The energy renaissance is a common label awarded to the nation’s recent increased productivity of shale oil and gas. The costs and benefits of this upturn pose numerous implications, which affect not only the energy industry, but consequently local government, economic development, and the labor market.
Let’s Talk Energy
The most obvious implications of the nation’s shale boom are evident in its natural habitat; the energy industry. For example, the United States is now the world’s largest natural gas producer as a result of the shale oil boom. According to the U.S. Energy Information Administration (EIA) shale gas production has grown 51 percent every year since 2007, reserves have increased five-fold since then and numbers are only projected to increase.
Similarly, U.S. production of crude oil is also another area with exceptional growth. In 2014, an increase from 1.2 million barrels per day to 8.7 million barrels per day was recorded as the largest volume increase since 1900, according to the EIA. Texas, North Dakota, and New Mexico are credited for the majority of 2014’s oil production increase, mainly as a result of the hydraulic fracturing process, which produces oil from shale deposits.
Falling crude oil prices have been felt across the country. Not bad for consumers, not so bad for vendors. Although declining prices of crude oil is not the optimal environment for producers, new drilling technologies are creating more efficient acquisition methods, which in turn, have made supplies more plentiful. However, in regard to consumers, many economists assert consumers have more disposable income ready to breathe life into various sectors of the economy, with less money going toward the pump,
Rises in natural gas liquids (NGLs) is another reward reaped from increased shale production. NGLs are composed of hydrogen and carbon, also referred to as hydrocarbon, and include ethane, propane, butane, isobutene and pentanes. The uses of these NGLs vary greatly and include burning for heating and cooking, gasoline mixtures, plastic bag construction, and more. In production of NGLs, the U.S. surpasses Saudi Arabia and former leader Russia, according to the EIA. This increase has decreased the need for imports while increasing exports, which helps boost the economy in its own right.

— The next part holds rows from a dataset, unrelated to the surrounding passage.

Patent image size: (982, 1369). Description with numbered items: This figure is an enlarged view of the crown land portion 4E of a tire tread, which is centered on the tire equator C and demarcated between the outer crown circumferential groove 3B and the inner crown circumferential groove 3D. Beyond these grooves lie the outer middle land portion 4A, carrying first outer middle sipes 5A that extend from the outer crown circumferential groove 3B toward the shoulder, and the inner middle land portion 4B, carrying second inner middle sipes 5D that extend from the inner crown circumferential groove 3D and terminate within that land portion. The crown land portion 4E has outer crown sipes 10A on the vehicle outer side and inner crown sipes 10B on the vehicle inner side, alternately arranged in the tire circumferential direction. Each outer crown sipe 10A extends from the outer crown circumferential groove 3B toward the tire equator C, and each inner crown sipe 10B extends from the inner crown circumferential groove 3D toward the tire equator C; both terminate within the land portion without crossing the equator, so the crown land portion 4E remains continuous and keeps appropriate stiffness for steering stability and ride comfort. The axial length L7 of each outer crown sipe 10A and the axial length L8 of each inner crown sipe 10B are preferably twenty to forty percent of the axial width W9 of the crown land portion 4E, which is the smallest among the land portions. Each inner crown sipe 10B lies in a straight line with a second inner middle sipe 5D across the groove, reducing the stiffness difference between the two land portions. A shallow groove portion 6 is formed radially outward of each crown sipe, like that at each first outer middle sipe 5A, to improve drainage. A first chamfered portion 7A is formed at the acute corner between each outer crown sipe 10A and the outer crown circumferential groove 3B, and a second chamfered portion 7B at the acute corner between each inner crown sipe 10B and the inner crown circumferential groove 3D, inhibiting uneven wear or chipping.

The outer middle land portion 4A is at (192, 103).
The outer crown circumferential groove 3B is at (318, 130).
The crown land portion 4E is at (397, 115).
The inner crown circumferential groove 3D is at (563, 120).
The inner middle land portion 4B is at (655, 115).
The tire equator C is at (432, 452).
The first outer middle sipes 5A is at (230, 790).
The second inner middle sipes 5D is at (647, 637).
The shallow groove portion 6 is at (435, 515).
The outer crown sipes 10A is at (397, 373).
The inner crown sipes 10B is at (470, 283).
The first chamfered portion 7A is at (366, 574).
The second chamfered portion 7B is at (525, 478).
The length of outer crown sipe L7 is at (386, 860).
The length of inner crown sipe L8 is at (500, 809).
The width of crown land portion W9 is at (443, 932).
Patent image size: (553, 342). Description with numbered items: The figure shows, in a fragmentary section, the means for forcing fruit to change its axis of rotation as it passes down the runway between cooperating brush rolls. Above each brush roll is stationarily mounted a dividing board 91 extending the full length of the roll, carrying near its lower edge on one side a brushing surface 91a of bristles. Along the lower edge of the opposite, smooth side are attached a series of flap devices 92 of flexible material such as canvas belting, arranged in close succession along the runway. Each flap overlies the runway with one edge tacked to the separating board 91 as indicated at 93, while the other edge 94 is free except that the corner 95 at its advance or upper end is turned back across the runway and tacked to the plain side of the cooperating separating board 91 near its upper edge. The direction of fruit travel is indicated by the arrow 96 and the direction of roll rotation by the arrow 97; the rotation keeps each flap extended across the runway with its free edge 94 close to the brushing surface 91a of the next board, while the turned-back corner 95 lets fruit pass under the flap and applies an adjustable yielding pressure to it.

Government, You, and Shale
A report released by two Duke University researchers found local governments experience significant financial gains with shale oil projects. The report details revenue sources generated by oil and natural gas production. The study revealed revenue sources, which include state taxes and fees of production projects, local property tax on gas and oil property, leased state-owned land, and leased federally owned land. The report describes how the increased revenues of various local governments helped support increased demand of local government services. Although the reported data revealed shale production as typically a benefit for local government, there were instances of local governments who were not able to effectively manage the costs associated with shale production, thus resulting in financial loss.
Local governments aren’t the only ones seeing the sunny side of the shale boom. The shale boom has in part, single-handedly resuscitated the labor market within areas affected by the growth of extraction and production. From manufacturing and construction, to the development of new, and innovative technologies, the number of gas and oil grew 40 percent since 2008, according to the Manhattan Institute for Public Policy. An article on Forbes cites 135,000 high paying jobs added from the oil and gas industry between 2007 and 2012 and with current trends, predict 1.7 million permanent jobs in the U.S. created by 2020. The growth of the oil and gas extraction and production business creates new opportunities for consumers, local governments, and in particular those looking for jobs for a wide range of technical and non-technical expertise.
Lastly, be an opportunist. Whether investments in the surging oil and gas industry or with the optimistic job outlook throughout varying sectors for diverse applicants, college educated and otherwise workers, now is the time to pay attention to the oil boom and its potential impacts and opportunities in an area or job board near you.